The organization that oversees Internet policies--the Internet Corporation for Assigned Names and Numbers (ICANN)--gave VeriSign until 6:00 p.m. on October 3, 2003, to stop its SiteFinder service and restore the .com and .net Web domains--or face sanctions.
According to ICANN, VeriSign's actions were having widespread implications. In "UPDATE 2-VeriSign to halt new service as demanded" (http://www.reuters.com), Reuters reported on ICANN's statement about the SiteFinder service: "'There have been widespread expressions of concern about the impact of these changes on the security and stability of the Internet,' ICANN said in its statement. SiteFinder is rendering spam filters ineffective, adversely affecting other automated Web tools and services, creating a single point of failure 'that is likely to be attractive to deliberate attacks' and raising serious privacy issues, according to ICANN. VeriSign's activation of SiteFinder is 'not consistent' with its contract to serve as the main database keeper of all addresses in the '.com' and '.net' domains, ICANN added."
On October 3, VeriSign complied by suspending its controversial new SiteFinder service. "We will accede to the request while we explore all of our options," VeriSign spokesman Tom Galvin told Reuters.

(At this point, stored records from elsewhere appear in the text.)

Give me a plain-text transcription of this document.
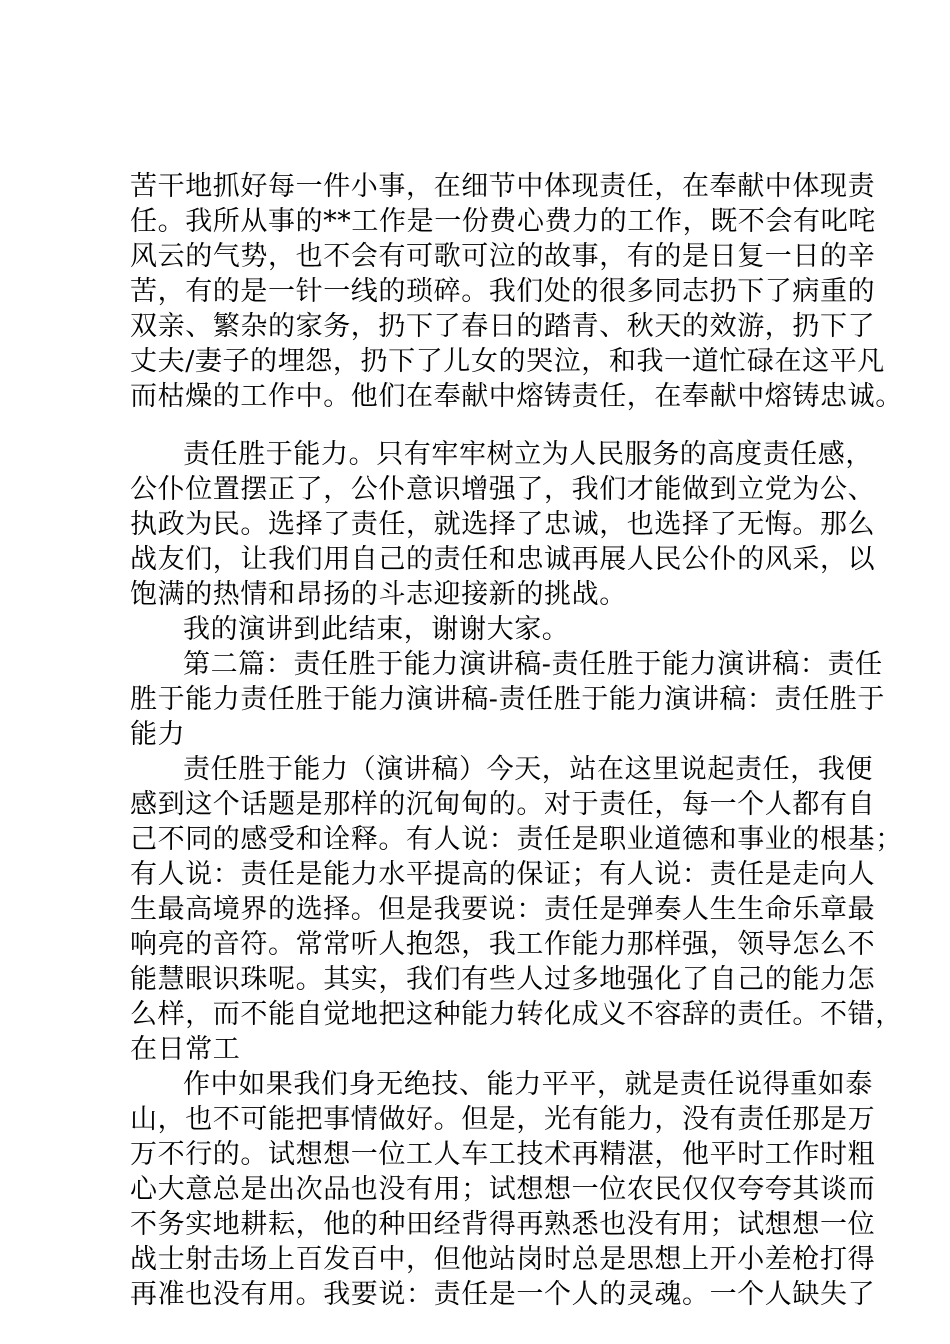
苦干地抓好每一件小事，在细节中体现责任，在奉献中体现责
任。我所从事的**工作是一份费心费力的工作，既不会有叱咤
风云的气势，也不会有可歌可泣的故事，有的是日复一日的辛
苦，有的是一针一线的琐碎。我们处的很多同志扔下了病重的
双亲、繁杂的家务，扔下了春日的踏青、秋天的效游，扔下了
丈夫/妻子的埋怨，扔下了儿女的哭泣，和我一道忙碌在这平凡
而枯燥的工作中。他们在奉献中熔铸责任，在奉献中熔铸忠诚。
责任胜于能力。只有牢牢树立为人民服务的高度责任感，
公仆位置摆正了，公仆意识增强了，我们才能做到立党为公、
执政为民。选择了责任，就选择了忠诚，也选择了无悔。那么
战友们，让我们用自己的责任和忠诚再展人民公仆的风采，以
饱满的热情和昂扬的斗志迎接新的挑战。
我的演讲到此结束，谢谢大家。
第二篇：责任胜于能力演讲稿-责任胜于能力演讲稿：责任
胜于能力责任胜于能力演讲稿-责任胜于能力演讲稿：责任胜于
能力
责任胜于能力（演讲稿）今天，站在这里说起责任，我便
感到这个话题是那样的沉甸甸的。对于责任，每一个人都有自
己不同的感受和诠释。有人说：责任是职业道德和事业的根基；
有人说：责任是能力水平提高的保证；有人说：责任是走向人
生最高境界的选择。但是我要说：责任是弹奏人生生命乐章最
响亮的音符。常常听人抱怨，我工作能力那样强，领导怎么不
能慧眼识珠呢。其实，我们有些人过多地强化了自己的能力怎
么样，而不能自觉地把这种能力转化成义不容辞的责任。不错，
在日常工
作中如果我们身无绝技、能力平平，就是责任说得重如泰
山，也不可能把事情做好。但是，光有能力，没有责任那是万
万不行的。试想想一位工人车工技术再精湛，他平时工作时粗
心大意总是出次品也没有用；试想想一位农民仅仅夸夸其谈而
不务实地耕耘，他的种田经背得再熟悉也没有用；试想想一位
战士射击场上百发百中，但他站岗时总是思想上开小差枪打得
再准也没有用。我要说：责任是一个人的灵魂。一个人缺失了
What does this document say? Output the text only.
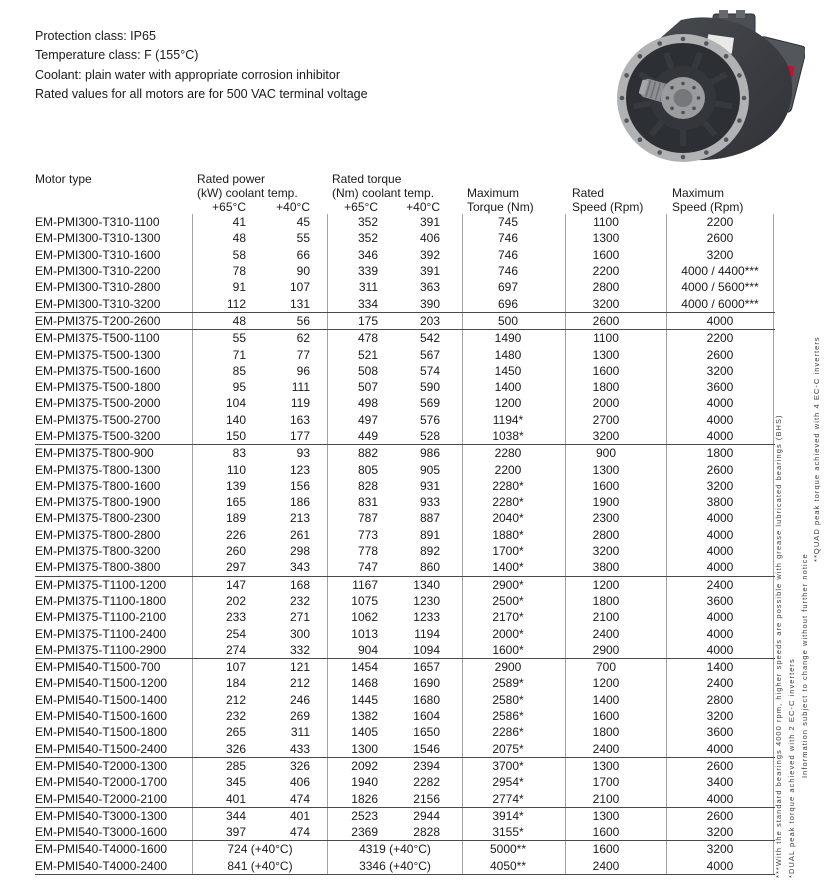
Protection class: IP65
Temperature class: F (155°C)
Coolant: plain water with appropriate corrosion inhibitor
Rated values for all motors are for 500 VAC terminal voltage
Motor type	Rated power	Rated torque
(kW) coolant temp.	(Nm) coolant temp.	Maximum	Rated	Maximum
+65°C	+40°C	+65°C	+40°C	Torque (Nm)	Speed (Rpm)	Speed (Rpm)
EM-PMI300-T310-1100	41	45	352	391	745	1100	2200
EM-PMI300-T310-1300	48	55	352	406	746	1300	2600
EM-PMI300-T310-1600	58	66	346	392	746	1600	3200
EM-PMI300-T310-2200	78	90	339	391	746	2200	4000 / 4400***
EM-PMI300-T310-2800	91	107	311	363	697	2800	4000 / 5600***
EM-PMI300-T310-3200	112	131	334	390	696	3200	4000 / 6000***
EM-PMI375-T200-2600	48	56	175	203	500	2600	4000
EM-PMI375-T500-1100	55	62	478	542	1490	1100	2200
EM-PMI375-T500-1300	71	77	521	567	1480	1300	2600
EM-PMI375-T500-1600	85	96	508	574	1450	1600	3200
EM-PMI375-T500-1800	95	111	507	590	1400	1800	3600
EM-PMI375-T500-2000	104	119	498	569	1200	2000	4000
EM-PMI375-T500-2700	140	163	497	576	1194*	2700	4000
EM-PMI375-T500-3200	150	177	449	528	1038*	3200	4000
EM-PMI375-T800-900	83	93	882	986	2280	900	1800
EM-PMI375-T800-1300	110	123	805	905	2200	1300	2600
EM-PMI375-T800-1600	139	156	828	931	2280*	1600	3200
EM-PMI375-T800-1900	165	186	831	933	2280*	1900	3800
EM-PMI375-T800-2300	189	213	787	887	2040*	2300	4000
EM-PMI375-T800-2800	226	261	773	891	1880*	2800	4000
EM-PMI375-T800-3200	260	298	778	892	1700*	3200	4000
EM-PMI375-T800-3800	297	343	747	860	1400*	3800	4000
EM-PMI375-T1100-1200	147	168	1167	1340	2900*	1200	2400
EM-PMI375-T1100-1800	202	232	1075	1230	2500*	1800	3600
EM-PMI375-T1100-2100	233	271	1062	1233	2170*	2100	4000
EM-PMI375-T1100-2400	254	300	1013	1194	2000*	2400	4000
EM-PMI375-T1100-2900	274	332	904	1094	1600*	2900	4000
EM-PMI540-T1500-700	107	121	1454	1657	2900	700	1400
EM-PMI540-T1500-1200	184	212	1468	1690	2589*	1200	2400
EM-PMI540-T1500-1400	212	246	1445	1680	2580*	1400	2800
EM-PMI540-T1500-1600	232	269	1382	1604	2586*	1600	3200
EM-PMI540-T1500-1800	265	311	1405	1650	2286*	1800	3600
EM-PMI540-T1500-2400	326	433	1300	1546	2075*	2400	4000
EM-PMI540-T2000-1300	285	326	2092	2394	3700*	1300	2600
EM-PMI540-T2000-1700	345	406	1940	2282	2954*	1700	3400
EM-PMI540-T2000-2100	401	474	1826	2156	2774*	2100	4000
EM-PMI540-T3000-1300	344	401	2523	2944	3914*	1300	2600
EM-PMI540-T3000-1600	397	474	2369	2828	3155*	1600	3200
EM-PMI540-T4000-1600	724 (+40°C)	4319 (+40°C)	5000**	1600	3200
EM-PMI540-T4000-2400	841 (+40°C)	3346 (+40°C)	4050**	2400	4000	***With the standard bearings 4000 rpm, higher speeds are possible with grease lubricated bearings (BHS) *DUAL peak torque achieved with 2 EC-C inverters Information subject to change without further notice
**QUAD peak torque achieved with 4 EC-C inverters
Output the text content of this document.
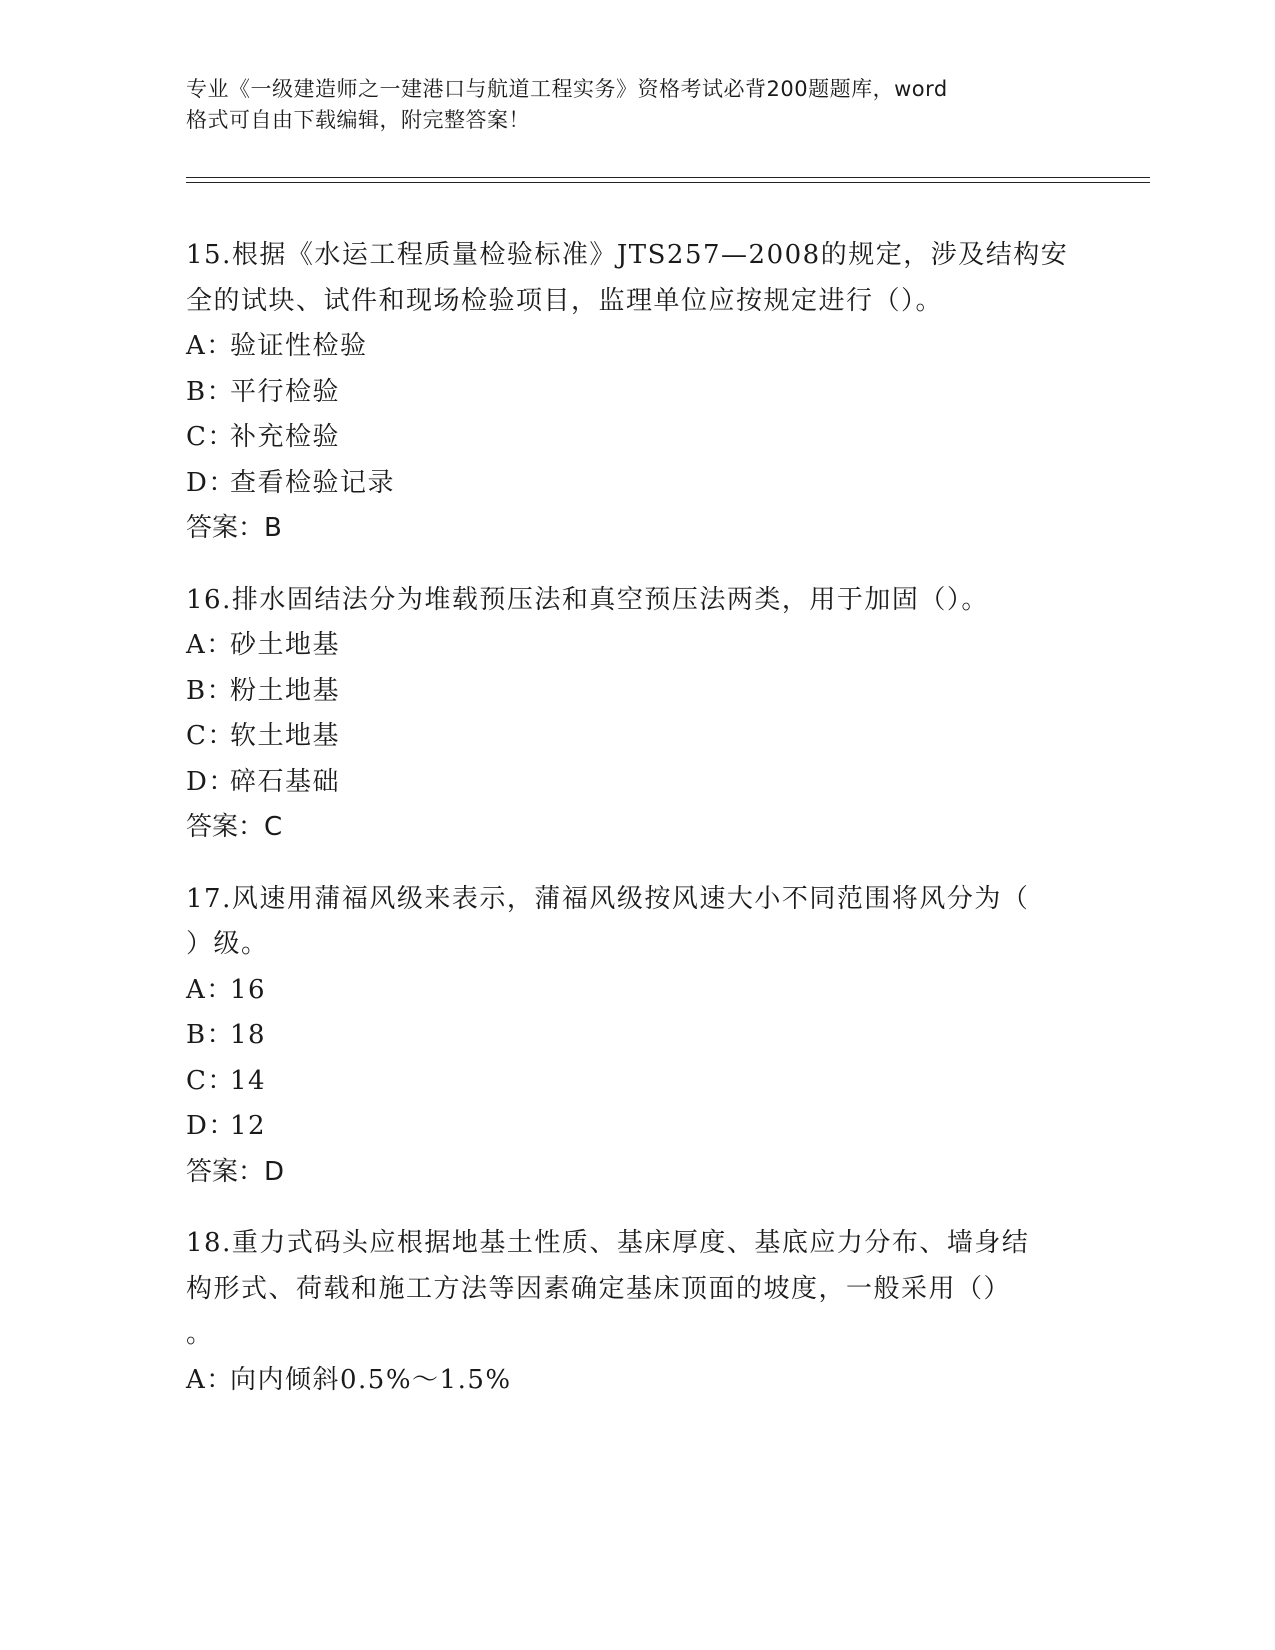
专业《一级建造师之一建港口与航道工程实务》资格考试必背200题题库，word
格式可自由下载编辑，附完整答案！
15.根据《水运工程质量检验标准》JTS257—2008的规定，涉及结构安
全的试块、试件和现场检验项目，监理单位应按规定进行（）。
A：验证性检验
B：平行检验
C：补充检验
D：查看检验记录
答案：B
16.排水固结法分为堆载预压法和真空预压法两类，用于加固（）。
A：砂土地基
B：粉土地基
C：软土地基
D：碎石基础
答案：C
17.风速用蒲福风级来表示，蒲福风级按风速大小不同范围将风分为（
）级。
A：16
B：18
C：14
D：12
答案：D
18.重力式码头应根据地基土性质、基床厚度、基底应力分布、墙身结
构形式、荷载和施工方法等因素确定基床顶面的坡度，一般采用（）
。
A：向内倾斜0.5%～1.5%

Galvin also said that ICANN was using "anecdotal and isolated issues to attempt to regulate non-registry services, but in the interests of further working with the technical community, we will temporarily suspend SiteFinder."
VeriSign's SiteFinder service caused an enormous amount of negative backlash from the Internet community. Why so many people were outraged is easy to see. VeriSign wasn't shy about promoting its services on the SiteFinder Web page, claiming that the Web page would improve the Web-browsing experience. Granted, a friendly error message on a redirect page might improve the Web-browsing experience for the novice user, but an error message on a page filled with numerous VeriSign advertisements is blatant self-promotion.
VeriSign isn't the first registry service provider to test or implement a redirect service. What's shocking is that VeriSign didn't consider the negative ramifications--or maybe it did and didn't care. At least three Internet companies have filed lawsuits against VeriSign.